В моем мозгу с треском загорелся бикфордов шнур. И маленькая искра на его хвосте, приближающаяся к тому, что раньше было моим мозгом, грозила вот-вот разорвать на хрен огромную стену, которую я выстраивал долгие годы, думая, что меня предала единственная женщина, что я любил. И все это чертово бесцельное время я думал, что больше никогда не позволю случиться с собой подобной глупости. Эта ее забота глупая, такая трогательная и настоящая, в тряпки порвала остатки разума. Я дернул ее за руку. Даная не удержалась. Свалилась на меня, забарахталась. А я сошел с ума.
– Это не правильно. Это ведь вино, правда? – прошептала моя лама, когда я нашел ее полураскрытые губы своим ртом. – Мы ведь пожалеем завтра?
– Это будет завтра, – выдохнул я, не видя ничего вокруг, кроме плывущих перед глазами разноцветных пятен.
Она посмотрела мне прямо в душу своим испуганным взглядом и ответила на поцелуй. Неумело, как – то по девчачьи. Выбила последний кирпичик, держащий проклятую стену, уже давно больше похожую на покосившуюся детскую дженгу.
– Макар, только не смейся, – прошептало мое кучерявое счастье стыдливо, опустило ресницы, тени от которых затрепетали на фарфоровых щеках.
– Не буду, – твердо пообещал, даже не предполагая, какой очередной сюрприз преподнесёт мне эта странная женщина.
– Ты будешь моим первым, – я уставился на ее прикушенную губку, пытаясь оцифровать только что сказанную, замершей в моих руках, женой. – Только не останавливайся, ладно. А то я испугаюсь и передумаю. А я не хочу передумать, слышишь?

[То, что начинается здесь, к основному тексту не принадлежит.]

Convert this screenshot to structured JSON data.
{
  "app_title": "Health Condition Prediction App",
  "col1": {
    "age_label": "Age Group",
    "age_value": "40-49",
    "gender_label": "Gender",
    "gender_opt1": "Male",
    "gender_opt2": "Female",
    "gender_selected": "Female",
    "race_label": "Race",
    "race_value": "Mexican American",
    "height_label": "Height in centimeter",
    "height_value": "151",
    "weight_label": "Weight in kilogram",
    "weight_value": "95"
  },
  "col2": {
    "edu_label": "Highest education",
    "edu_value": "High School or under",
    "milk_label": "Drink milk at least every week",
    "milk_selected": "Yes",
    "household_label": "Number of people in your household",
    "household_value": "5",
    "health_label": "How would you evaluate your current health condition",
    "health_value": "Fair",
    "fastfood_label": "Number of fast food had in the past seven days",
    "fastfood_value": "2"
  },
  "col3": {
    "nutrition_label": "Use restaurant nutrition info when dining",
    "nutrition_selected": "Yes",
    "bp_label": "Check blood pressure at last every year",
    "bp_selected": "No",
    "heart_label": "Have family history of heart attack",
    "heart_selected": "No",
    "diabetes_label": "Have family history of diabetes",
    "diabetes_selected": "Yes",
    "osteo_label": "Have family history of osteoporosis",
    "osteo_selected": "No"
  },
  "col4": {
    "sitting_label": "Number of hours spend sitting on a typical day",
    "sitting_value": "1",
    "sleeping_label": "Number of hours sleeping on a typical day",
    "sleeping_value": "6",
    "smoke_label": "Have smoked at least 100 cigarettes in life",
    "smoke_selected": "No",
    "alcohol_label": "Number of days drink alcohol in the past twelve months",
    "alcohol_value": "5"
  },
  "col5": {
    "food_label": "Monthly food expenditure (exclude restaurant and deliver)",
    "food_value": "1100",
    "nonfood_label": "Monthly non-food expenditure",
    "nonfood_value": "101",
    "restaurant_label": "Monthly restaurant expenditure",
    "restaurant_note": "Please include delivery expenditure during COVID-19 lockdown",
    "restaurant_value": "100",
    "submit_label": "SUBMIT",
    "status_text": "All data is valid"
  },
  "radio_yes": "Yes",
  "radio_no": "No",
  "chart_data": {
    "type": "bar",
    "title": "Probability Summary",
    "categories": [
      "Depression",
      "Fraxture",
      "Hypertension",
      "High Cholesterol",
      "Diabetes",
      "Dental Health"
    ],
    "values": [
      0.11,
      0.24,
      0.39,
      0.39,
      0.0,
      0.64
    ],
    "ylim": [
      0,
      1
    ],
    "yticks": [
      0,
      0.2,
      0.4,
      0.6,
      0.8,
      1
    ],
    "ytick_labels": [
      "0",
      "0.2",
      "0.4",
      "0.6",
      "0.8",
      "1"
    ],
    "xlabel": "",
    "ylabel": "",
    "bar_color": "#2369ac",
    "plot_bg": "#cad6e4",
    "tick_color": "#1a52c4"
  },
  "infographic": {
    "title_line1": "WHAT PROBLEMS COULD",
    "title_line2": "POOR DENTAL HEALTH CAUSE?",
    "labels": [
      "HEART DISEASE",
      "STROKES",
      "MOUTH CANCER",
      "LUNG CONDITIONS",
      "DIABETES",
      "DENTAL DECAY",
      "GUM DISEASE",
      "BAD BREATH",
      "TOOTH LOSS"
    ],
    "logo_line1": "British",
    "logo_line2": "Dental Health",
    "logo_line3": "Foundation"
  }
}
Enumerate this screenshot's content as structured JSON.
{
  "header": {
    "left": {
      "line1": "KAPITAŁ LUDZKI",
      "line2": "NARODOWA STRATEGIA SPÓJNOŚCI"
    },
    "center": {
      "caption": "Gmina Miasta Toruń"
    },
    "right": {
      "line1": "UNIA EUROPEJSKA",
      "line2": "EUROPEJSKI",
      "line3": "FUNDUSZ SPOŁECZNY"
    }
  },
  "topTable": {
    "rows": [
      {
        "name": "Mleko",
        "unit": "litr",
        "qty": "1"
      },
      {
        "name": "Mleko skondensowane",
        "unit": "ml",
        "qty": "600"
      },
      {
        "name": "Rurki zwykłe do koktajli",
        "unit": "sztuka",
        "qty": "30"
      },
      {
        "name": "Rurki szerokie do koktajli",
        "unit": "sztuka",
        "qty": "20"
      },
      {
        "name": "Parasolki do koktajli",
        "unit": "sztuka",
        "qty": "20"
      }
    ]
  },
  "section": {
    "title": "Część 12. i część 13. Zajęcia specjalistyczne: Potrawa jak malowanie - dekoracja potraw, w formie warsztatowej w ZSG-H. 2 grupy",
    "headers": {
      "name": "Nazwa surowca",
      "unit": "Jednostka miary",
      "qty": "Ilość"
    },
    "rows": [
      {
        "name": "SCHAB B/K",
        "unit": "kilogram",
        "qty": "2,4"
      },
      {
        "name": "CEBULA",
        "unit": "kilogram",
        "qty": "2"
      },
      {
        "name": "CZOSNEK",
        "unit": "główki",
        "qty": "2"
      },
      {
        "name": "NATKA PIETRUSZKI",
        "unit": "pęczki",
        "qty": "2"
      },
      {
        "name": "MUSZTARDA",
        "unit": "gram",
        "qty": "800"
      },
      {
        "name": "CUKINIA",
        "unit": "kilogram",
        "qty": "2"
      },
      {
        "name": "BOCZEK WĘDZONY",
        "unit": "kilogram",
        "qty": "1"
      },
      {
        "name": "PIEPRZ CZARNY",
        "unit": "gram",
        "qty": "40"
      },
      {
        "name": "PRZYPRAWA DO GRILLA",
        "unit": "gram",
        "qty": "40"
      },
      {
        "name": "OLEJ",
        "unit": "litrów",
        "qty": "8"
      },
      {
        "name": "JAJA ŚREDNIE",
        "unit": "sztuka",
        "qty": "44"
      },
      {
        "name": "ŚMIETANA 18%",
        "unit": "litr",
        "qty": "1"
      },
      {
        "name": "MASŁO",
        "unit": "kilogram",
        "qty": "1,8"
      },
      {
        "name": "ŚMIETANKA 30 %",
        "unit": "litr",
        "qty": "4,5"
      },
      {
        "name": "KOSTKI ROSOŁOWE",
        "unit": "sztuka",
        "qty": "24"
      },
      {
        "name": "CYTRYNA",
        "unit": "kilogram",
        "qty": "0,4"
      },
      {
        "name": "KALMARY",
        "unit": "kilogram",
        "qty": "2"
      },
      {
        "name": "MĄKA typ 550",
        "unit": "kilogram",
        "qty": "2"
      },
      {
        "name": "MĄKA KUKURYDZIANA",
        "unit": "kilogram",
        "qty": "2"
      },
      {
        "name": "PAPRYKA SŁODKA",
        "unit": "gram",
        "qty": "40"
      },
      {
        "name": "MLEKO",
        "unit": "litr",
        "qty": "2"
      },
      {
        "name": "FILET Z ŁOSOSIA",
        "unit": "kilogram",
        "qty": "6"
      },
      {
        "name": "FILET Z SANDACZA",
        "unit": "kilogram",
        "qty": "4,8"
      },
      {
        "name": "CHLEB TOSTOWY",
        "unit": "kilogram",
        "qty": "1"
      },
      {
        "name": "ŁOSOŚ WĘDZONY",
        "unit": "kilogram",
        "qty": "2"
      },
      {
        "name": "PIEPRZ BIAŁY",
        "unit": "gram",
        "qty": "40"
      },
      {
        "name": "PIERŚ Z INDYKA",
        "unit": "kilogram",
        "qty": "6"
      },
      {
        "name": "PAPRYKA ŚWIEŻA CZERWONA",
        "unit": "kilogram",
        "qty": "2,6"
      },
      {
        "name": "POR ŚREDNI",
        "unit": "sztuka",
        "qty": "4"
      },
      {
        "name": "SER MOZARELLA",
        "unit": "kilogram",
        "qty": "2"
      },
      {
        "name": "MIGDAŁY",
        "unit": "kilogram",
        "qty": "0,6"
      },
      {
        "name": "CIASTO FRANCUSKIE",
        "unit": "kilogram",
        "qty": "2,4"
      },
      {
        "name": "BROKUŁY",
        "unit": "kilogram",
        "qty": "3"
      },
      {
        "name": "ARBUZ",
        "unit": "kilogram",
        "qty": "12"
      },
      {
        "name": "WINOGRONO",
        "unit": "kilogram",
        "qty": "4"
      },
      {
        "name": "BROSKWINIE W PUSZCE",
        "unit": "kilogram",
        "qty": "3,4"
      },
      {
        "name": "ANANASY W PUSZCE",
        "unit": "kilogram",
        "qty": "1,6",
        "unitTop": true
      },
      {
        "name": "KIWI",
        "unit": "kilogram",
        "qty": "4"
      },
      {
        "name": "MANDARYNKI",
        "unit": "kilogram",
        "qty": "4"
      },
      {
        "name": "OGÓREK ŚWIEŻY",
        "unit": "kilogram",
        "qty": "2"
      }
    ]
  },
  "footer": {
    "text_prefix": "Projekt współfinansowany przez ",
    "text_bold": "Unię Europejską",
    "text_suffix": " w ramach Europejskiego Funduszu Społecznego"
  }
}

– Тебе лет сколько? – прохрипел, понимая, что не могу уже остановиться. Что не в силах выпустить это сокровище из своих судорожных объятий, как удав кролика. Не в силах.
– Двадцать восемь. Почти, – тихий шепот сейчас казался небесным громом. Оглушительным, рассекающим небо. – И сегодня впервые за всю эту жизнь дурацкую, я поняла, что ты тот самый. Понимаешь?
– Я не могу принять такой подарок, – задыхаясь от разочарования, вытолкнул сквозь пересохшие связки, идиотско – слюнявое, сериальное, абсолютно не соответствующее моему желанию, выражение.